Here we model the emergence of vemurafenib resistance using two early passage primary human-patient-derived xenograft (PDX) BRAF(T1799A)-mutated melanoma models, which were continuously treated with vemurafinib in immunocompromised mice. In one of these models vemurafenib resistance is due to selection of cells with elevated expression of the BRAF(V600E) oncoprotein. Remarkably, vemurafenib resistant tumors are not only drug resistant but also develop drug dependency such that tumors require exposure to vemurafenib for their continued proliferation. Indeed, cessation of drug administration in these PDX models leads to inhibition of tumor growth and, in many cases, tumor regression. This fitness deficit upon cessation of drug administration is based on an adaptive response to levels of MAPK pathway signaling output. Melanoma cells appear to proliferate best at a defined intermediate level of RAFï‚®MEKï‚®ERK signaling output. Hence, when drug resistant tumor cells are deprived of drug, the level of signaling output is increased leading to decreased proliferation.
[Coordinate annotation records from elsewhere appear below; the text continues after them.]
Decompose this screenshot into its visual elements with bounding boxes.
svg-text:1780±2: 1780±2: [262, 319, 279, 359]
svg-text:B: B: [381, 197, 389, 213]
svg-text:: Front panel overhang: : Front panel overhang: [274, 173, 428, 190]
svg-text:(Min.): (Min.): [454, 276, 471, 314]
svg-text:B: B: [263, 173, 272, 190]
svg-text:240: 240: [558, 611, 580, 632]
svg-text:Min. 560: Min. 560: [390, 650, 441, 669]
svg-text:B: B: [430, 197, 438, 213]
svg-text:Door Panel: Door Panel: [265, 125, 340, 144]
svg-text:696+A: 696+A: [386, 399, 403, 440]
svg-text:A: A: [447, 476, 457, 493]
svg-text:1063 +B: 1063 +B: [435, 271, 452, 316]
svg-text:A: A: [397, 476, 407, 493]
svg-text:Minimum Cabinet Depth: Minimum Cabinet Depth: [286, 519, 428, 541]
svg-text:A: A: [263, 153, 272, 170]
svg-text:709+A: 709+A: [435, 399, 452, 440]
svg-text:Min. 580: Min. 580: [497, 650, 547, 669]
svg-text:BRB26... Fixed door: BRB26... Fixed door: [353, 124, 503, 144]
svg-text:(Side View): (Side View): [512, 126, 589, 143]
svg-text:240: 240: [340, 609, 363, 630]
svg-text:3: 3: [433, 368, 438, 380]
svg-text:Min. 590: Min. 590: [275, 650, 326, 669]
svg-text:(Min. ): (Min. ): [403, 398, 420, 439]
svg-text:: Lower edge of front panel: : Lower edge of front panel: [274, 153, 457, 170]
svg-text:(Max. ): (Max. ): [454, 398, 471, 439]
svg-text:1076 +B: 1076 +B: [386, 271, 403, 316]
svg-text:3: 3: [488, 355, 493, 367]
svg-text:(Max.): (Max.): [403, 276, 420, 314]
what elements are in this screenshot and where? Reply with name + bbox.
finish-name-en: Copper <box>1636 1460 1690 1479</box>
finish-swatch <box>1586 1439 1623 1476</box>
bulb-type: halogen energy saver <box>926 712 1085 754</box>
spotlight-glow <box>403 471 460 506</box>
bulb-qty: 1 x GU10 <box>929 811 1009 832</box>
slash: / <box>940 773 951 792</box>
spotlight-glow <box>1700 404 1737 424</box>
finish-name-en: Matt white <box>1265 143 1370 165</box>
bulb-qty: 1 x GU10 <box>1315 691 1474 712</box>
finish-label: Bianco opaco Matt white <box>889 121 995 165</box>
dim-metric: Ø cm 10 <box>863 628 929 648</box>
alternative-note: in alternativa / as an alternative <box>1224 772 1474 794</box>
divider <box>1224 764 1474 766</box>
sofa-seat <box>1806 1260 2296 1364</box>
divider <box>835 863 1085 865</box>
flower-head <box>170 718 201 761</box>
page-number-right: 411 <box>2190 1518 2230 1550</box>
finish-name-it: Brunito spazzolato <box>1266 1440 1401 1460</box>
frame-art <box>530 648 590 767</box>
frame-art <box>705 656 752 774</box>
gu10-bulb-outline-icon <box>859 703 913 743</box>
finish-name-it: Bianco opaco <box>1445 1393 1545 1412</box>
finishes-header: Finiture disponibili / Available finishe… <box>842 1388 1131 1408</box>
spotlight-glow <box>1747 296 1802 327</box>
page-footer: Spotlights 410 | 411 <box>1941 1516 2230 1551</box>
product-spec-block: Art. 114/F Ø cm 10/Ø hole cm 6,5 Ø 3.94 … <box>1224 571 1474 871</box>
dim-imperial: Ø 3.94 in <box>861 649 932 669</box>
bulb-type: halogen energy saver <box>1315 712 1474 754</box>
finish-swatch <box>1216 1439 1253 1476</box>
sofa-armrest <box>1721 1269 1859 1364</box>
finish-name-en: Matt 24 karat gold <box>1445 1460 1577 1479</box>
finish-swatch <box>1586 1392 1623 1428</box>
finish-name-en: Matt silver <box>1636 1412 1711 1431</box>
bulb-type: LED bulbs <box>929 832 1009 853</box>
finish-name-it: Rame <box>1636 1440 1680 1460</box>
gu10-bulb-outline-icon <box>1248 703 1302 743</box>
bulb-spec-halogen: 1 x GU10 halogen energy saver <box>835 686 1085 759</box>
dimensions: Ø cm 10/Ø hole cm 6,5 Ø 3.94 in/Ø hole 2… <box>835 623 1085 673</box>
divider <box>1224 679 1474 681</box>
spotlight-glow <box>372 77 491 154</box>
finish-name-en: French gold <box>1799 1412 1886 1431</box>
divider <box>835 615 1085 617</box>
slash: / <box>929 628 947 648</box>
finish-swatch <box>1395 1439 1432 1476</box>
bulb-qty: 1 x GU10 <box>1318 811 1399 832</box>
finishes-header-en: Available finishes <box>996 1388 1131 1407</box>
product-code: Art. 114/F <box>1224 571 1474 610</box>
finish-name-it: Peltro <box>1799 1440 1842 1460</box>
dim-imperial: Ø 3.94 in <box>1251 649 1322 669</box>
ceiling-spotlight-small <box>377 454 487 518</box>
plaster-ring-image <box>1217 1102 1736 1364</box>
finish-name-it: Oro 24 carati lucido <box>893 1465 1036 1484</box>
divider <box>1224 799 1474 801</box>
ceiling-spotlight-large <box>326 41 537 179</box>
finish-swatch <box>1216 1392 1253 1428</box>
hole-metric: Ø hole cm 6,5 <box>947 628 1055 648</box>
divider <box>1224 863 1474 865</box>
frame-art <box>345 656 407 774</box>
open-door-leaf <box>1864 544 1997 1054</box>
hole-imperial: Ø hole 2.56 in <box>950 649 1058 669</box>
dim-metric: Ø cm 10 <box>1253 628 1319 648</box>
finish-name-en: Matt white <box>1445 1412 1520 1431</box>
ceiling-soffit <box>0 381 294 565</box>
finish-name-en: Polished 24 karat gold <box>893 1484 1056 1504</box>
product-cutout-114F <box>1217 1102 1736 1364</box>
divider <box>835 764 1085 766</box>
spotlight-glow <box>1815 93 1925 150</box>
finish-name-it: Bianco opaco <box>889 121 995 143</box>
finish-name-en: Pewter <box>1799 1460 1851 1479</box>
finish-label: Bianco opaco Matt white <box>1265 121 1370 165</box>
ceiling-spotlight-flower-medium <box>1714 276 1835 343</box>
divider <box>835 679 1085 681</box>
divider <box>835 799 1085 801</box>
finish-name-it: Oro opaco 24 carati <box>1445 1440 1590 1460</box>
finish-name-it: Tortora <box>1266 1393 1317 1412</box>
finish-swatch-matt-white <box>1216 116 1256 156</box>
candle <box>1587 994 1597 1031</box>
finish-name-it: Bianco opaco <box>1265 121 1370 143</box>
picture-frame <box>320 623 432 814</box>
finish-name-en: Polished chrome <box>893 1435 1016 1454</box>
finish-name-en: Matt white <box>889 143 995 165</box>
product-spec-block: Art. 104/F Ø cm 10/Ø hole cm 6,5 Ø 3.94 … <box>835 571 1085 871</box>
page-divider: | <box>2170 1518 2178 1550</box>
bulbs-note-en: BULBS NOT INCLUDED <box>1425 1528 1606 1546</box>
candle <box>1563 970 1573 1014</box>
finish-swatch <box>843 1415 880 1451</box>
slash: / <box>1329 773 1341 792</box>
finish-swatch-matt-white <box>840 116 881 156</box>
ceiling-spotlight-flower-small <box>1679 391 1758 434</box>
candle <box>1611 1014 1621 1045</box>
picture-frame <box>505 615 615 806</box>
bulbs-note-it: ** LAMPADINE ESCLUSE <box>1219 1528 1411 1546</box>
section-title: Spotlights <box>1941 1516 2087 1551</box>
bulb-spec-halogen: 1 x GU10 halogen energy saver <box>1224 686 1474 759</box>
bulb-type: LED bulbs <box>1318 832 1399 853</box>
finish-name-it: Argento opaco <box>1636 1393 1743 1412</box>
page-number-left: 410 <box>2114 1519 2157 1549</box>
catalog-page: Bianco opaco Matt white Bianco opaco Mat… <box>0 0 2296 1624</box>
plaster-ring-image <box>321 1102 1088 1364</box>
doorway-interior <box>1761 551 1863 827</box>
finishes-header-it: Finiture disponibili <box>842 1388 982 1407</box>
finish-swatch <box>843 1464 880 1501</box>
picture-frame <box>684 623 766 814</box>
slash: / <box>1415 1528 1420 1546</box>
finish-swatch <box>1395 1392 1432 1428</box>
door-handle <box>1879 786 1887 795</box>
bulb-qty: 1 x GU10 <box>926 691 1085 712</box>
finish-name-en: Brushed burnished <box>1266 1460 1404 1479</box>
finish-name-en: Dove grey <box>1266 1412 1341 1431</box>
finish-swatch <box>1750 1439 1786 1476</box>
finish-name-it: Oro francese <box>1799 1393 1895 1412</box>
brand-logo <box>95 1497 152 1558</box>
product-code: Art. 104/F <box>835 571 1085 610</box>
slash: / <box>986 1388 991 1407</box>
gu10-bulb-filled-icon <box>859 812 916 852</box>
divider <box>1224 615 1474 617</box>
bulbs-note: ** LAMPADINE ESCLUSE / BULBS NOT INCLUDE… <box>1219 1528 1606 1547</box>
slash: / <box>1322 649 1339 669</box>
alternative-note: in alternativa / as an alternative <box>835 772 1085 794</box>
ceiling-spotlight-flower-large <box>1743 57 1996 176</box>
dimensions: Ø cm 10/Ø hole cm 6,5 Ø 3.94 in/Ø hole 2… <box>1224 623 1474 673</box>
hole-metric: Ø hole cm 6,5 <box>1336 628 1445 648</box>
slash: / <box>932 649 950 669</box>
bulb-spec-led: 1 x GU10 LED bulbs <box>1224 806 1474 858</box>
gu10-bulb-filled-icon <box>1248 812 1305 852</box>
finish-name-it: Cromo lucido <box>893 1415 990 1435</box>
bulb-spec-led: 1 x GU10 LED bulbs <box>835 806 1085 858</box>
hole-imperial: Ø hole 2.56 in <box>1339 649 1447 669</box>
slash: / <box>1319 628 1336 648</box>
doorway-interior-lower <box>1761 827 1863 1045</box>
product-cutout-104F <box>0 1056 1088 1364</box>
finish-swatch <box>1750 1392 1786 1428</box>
We sought to determine whether vemurafenib-resistant tumors in melanoma patients displayed similar evidence of drug dependency. In a small cohort of patients (n=42) with vemurafenib-resistant tumors for which CT scans were available following cessation of treatment (n=19), 14 out of 19 patients demonstrated evidence of reduced tumor growth velocity. Taken together, these data support the hypothesis that continuous treatment with vemurafenib can select for drug-resistant tumor cells that show a fitness deficit in the absence of the drug. Furthermore, we demonstrate in the pre-clinical setting that these observations can be leveraged therapeutically by using a discontinuous treatment regimen to forestall the emergence of resistance in two different PDX models. Consequently, these data may have important implications for the treatment of BRAF mutated melanoma patients with BRAF (V600E) inhibitors and suggest that altered dosing might delay or prevent the emergence of lethal drug resistant disease.